Operação Marquês

Interrogatórios de Salgado no Monte Branco e BES são válidos

Interrogatórios de Salgado no Monte Branco e BES são válidos

O Tribunal da Relação de Lisboa autorizou a utilização na Operação Marquês dos depoimentos do arguido Ricardo Salgado, prestados nos processos Monte Branco e Universo GES/BES, contestando a decisão do juiz Ivo Rosa.

Na análise do recurso, interposto pelo Ministério Público da decisão de Ivo Rosa de não aceitar valorar como prova os depoimentos de Salgado, arguido na Operação Marquês, o Tribunal da Relação de Lisboa (TRL) considera que o magistrado "extravasou a sua competência" que se limita a realizar a instrução.
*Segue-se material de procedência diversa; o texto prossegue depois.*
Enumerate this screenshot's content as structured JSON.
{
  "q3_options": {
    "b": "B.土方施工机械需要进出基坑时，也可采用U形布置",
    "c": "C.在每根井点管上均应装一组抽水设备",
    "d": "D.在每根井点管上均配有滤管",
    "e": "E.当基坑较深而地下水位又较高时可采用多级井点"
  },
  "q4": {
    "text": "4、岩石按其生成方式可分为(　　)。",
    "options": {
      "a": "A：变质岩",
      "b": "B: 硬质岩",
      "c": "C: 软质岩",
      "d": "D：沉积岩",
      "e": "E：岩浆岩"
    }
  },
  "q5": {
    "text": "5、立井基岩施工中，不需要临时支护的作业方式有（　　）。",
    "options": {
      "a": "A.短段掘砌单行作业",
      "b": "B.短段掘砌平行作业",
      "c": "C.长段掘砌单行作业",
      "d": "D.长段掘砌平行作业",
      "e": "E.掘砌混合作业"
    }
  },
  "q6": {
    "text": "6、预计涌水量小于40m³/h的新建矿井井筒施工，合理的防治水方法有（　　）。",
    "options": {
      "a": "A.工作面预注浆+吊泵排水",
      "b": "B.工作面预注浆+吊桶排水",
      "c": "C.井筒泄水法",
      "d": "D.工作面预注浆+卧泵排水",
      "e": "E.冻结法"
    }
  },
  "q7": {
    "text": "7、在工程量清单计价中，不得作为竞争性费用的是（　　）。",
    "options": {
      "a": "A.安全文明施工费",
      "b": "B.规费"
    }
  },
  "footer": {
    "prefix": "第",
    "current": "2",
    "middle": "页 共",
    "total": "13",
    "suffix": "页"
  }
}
O Ministério Público alegou que o juiz de instrução se estava a "imiscuir em matéria da exclusiva competência do tribunal de julgamento", argumento que o tribunal superior aceitou.

Para os juízes, lê-se no despacho do TRL, caso as declarações de Salgado não pudessem ser usadas na Operação Marquês, deixariam de ter relevância dado que o referente às empresas Enterprises management e as várias contas que os arguidos Salgado e Helder Bataglia tinham no exterior - deixou de ser investigado no caso GES/BES a partir do momento em que passou a objeto da Operação Marquês.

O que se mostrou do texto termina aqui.